MOOCs and business models in higher education

A great post from @audreywatters here on the education technology start-up ecosystem. This includes asking what the impact of Venture Cap maybe which is something that makes academics (at least in the UK feel uncomfortable about. Indeed, one argument for the development of the OU’s Futurelearn platform – however, this is still operated as a separate company majority owned by the OU.

Also, worth noting the following quote:

Can we (please!) foster a resurgence of open source in education? This isn’t simply about schools running their own Linux servers either (although I wouldn’t mind that). It’s about supporting open source development — community development, capacity building, technology tinkering, bug fixing, and most importantly perhaps, transparency. Can education startups be leaders in developing and supporting openly licensed materials (code and content), helping wrest education free from the control of proprietary businesses?

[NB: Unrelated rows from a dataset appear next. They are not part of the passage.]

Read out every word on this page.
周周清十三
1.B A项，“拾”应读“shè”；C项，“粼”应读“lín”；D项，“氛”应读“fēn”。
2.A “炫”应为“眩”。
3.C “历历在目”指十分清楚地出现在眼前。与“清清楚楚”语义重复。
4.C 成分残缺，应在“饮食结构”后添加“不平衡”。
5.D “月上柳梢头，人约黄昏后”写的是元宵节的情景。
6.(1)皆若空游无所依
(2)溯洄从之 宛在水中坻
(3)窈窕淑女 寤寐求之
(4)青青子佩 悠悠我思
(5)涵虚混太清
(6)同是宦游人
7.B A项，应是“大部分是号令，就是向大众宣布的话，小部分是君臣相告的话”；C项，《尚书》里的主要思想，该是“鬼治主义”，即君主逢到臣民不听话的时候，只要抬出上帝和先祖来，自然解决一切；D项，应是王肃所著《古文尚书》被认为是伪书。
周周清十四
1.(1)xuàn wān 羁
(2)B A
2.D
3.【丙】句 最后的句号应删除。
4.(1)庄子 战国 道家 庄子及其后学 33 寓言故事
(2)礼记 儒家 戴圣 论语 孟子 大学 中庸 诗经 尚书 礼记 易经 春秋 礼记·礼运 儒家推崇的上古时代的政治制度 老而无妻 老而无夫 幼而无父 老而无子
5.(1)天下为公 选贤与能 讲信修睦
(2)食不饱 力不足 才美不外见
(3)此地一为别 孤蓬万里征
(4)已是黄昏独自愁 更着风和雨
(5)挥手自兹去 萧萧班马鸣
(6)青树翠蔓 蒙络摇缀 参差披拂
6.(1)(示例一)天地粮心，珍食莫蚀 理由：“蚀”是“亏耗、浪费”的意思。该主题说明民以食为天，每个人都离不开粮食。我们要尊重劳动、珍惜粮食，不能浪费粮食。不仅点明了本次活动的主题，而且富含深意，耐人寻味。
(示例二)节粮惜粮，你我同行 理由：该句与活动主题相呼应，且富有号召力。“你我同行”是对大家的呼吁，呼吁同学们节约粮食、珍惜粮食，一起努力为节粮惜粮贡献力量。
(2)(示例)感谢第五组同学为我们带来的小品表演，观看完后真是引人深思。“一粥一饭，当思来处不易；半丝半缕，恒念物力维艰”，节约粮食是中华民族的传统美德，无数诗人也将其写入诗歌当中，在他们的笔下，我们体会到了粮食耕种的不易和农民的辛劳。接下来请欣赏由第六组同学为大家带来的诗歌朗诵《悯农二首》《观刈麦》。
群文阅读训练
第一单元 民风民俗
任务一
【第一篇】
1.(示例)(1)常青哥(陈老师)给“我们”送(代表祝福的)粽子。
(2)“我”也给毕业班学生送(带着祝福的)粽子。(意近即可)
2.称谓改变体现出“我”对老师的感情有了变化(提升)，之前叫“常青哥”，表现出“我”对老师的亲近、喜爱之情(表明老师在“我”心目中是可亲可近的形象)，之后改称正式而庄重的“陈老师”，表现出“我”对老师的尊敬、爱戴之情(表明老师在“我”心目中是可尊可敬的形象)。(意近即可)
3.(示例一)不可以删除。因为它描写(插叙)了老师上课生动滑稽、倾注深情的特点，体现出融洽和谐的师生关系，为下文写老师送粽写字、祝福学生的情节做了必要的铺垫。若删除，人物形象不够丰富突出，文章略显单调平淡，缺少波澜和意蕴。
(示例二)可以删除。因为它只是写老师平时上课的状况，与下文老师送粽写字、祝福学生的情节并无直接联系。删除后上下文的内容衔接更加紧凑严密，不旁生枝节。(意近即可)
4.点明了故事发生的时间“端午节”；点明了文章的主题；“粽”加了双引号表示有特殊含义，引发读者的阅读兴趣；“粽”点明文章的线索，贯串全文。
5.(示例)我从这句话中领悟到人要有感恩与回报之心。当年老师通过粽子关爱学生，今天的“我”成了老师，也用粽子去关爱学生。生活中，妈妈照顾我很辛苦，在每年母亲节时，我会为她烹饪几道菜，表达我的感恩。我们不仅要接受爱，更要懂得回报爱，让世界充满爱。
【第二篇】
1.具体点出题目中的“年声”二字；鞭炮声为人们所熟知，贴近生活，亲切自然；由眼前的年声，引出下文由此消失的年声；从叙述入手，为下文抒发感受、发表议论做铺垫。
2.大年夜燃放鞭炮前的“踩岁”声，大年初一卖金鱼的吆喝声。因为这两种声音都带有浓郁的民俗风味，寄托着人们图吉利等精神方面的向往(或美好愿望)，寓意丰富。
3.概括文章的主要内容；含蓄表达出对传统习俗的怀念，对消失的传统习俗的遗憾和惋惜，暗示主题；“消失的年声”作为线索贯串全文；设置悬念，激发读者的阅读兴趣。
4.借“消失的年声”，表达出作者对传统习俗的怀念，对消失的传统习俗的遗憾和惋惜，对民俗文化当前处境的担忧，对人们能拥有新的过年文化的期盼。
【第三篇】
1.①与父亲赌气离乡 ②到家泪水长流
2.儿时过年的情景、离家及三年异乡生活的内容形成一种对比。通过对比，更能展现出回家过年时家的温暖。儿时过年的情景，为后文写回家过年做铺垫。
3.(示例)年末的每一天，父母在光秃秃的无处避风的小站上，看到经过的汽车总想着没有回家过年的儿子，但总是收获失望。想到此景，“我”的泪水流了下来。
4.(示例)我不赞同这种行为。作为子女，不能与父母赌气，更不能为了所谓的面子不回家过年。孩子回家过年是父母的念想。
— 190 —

Which was shortly followed by the announcement that edX was releasing its MOOC software as open source.

While these developments are taking in place in a context, at least in the UK, of longer-term declining funding for higher education and the response of the sector in reducing its major cost component, people:

made good efficiency savings during the year. The most significant of these savings related to staff costs, which fell in real terms for a second consecutive year in 2011-12

So, one key question on the future of higher education is whether the prominence of MOOCs is leading to the university as an aggregator, mediating the content and technologies of an ecology of academic and technology and content firms – the university as commissioning agency?